I was just wondering. Have all the ISP's gone out of business now that
everyone either pays their phone company for DSL or their cable
company for a cable modem?
Depends on the area. Mine, a small outfit, offers 56K for $60-80 a
year, or broadband 125KB/s VOIP DSL at $22 monthly. Verizon is still
my POTS provider, and when I briefly switched to Verizon for the same
services, undercut to a $15 monthly on Verizon's first-year
introduction, it was a nightmare. Billing (combined telco/POTs) was
invariably a mutli-paged quagmire, (and a separate rant), and DSL
issues were referenced to hours of playing circle-jerk in Verizon's CS
support center, based out of Pakistan.
But, that's why the law frowns on monopolies. I switched back to the
small local provider and have largely resolved my own issues by buying
my own modems (rock-solid ActionTec units), instead of using plague-
infested second-hand Zooms and no-name equipment the independent ISP
(the small ISP rents internet time from Verizon) were sending me.
A DSL modem has to be physically located within certain a distance
limitations to the signal source, Verizon's, of course, and the law
says I can contract an outside DSL subscription through a different
ISP, while having Verizon turn off all its services. The term is
called a "Dry Socket" and and will freak-out Verizon.

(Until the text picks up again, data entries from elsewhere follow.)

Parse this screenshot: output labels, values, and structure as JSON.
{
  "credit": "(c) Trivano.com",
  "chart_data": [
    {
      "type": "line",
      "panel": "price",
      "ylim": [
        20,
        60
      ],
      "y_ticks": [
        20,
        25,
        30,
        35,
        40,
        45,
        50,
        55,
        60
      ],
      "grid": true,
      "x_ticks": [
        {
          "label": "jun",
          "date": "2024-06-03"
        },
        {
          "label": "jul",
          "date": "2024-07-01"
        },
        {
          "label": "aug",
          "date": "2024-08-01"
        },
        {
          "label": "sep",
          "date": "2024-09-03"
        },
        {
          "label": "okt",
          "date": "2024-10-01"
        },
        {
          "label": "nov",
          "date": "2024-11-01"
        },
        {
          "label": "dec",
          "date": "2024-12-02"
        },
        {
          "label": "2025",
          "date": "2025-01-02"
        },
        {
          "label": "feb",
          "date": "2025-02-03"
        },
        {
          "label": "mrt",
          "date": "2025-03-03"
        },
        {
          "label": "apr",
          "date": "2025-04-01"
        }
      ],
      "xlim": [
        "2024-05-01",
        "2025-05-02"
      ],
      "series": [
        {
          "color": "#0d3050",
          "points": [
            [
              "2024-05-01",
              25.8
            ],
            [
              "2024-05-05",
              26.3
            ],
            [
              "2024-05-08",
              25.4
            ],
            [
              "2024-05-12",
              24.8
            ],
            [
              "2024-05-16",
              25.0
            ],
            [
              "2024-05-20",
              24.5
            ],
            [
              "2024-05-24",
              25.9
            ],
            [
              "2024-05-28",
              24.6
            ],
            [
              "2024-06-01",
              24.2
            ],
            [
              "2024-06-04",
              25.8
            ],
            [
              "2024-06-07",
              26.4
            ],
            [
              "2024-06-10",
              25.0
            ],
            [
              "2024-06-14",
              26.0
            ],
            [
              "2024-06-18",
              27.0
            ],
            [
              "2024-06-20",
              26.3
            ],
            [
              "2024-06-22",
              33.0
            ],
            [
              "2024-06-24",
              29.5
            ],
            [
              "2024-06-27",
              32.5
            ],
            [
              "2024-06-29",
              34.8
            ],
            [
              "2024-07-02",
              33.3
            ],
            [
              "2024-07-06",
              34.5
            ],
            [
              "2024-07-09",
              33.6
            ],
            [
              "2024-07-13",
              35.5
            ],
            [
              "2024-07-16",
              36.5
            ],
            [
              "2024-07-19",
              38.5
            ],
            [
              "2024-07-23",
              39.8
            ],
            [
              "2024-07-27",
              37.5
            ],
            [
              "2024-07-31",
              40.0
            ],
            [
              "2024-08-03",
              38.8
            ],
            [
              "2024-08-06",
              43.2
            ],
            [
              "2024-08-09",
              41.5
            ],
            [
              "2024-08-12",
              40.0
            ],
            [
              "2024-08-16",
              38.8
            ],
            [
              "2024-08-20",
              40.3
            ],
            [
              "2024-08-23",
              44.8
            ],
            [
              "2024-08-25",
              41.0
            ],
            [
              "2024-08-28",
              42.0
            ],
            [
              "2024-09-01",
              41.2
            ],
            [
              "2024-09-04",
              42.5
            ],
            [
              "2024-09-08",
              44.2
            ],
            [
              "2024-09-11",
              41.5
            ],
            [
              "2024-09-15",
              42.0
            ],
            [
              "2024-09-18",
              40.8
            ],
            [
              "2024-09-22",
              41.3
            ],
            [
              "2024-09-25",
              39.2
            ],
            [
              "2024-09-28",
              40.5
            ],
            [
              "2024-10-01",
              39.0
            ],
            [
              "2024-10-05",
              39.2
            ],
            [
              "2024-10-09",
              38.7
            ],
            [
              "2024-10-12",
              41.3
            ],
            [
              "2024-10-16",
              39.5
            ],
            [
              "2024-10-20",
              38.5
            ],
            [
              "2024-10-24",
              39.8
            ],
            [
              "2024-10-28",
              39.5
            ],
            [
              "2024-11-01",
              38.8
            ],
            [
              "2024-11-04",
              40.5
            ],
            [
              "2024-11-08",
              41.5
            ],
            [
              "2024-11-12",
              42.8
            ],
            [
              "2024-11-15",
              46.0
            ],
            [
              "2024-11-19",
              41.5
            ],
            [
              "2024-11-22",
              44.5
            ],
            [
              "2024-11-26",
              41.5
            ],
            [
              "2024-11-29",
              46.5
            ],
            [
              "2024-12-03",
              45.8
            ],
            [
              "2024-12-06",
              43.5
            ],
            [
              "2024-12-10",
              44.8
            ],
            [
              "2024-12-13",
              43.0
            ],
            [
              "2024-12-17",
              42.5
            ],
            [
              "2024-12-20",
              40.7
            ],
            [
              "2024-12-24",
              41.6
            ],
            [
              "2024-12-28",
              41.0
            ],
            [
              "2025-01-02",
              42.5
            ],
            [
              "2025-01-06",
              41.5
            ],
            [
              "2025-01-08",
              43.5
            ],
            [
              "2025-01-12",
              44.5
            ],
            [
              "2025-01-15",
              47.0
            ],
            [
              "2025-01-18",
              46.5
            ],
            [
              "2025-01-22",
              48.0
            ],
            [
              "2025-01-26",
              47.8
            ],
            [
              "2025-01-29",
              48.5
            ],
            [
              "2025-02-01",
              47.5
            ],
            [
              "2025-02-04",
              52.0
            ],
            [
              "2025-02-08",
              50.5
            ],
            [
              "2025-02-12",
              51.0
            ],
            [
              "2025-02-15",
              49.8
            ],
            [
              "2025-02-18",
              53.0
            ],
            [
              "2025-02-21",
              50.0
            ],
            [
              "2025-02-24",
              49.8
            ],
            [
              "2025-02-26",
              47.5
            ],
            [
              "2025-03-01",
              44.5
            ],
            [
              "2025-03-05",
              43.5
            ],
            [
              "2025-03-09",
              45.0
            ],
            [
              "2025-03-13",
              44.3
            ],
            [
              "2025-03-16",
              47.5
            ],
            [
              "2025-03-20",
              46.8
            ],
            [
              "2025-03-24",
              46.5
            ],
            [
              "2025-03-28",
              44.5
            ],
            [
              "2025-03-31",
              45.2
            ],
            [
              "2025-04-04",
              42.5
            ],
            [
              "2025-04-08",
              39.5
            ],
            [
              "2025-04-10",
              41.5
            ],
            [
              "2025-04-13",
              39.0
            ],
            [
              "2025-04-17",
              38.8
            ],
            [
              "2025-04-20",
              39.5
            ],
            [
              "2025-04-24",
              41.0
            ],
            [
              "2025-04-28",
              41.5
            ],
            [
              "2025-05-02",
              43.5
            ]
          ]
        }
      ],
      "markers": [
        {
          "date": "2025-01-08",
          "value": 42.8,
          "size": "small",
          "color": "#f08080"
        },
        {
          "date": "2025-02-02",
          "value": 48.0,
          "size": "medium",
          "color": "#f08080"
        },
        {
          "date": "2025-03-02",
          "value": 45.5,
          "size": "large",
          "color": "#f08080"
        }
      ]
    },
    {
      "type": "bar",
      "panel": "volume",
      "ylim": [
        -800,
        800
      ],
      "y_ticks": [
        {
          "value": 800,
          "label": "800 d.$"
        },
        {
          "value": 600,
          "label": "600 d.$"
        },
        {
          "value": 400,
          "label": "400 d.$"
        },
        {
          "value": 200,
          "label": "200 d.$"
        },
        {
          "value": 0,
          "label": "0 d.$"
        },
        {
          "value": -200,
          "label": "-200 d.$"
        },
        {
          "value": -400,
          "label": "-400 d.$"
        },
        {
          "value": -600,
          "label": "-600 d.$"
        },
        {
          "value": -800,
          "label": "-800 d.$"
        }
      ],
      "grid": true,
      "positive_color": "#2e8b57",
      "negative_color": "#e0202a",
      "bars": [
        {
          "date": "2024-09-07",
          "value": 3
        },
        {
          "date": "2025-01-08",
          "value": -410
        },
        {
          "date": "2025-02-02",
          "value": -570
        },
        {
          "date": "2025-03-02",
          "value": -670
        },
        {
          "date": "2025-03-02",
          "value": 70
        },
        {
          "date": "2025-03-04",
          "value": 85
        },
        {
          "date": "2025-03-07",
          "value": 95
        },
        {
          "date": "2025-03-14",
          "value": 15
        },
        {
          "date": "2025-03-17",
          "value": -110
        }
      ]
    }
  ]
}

That's how I
phrased it when Verizon was unsuccessful at switching me over to their
$100 monthly FIFO packaged deal, which supposedly would correctly
address how disgusted I felt after dealing their POTs billing or
support for DSL. All after they got wind of my intents, miraculously
switching me out of the Pakistani connection, entirely to Americans,
who proceeded to cajole me into keeping POTs landline services for one
third the price they'd been charging me for decades -- $30 monthly.
That's $9 now for a landline. If you're urban, out in the boonies,
your options are of course going to be limited to what businesses are
capable of investing into data-provider infrastructures. I'm not.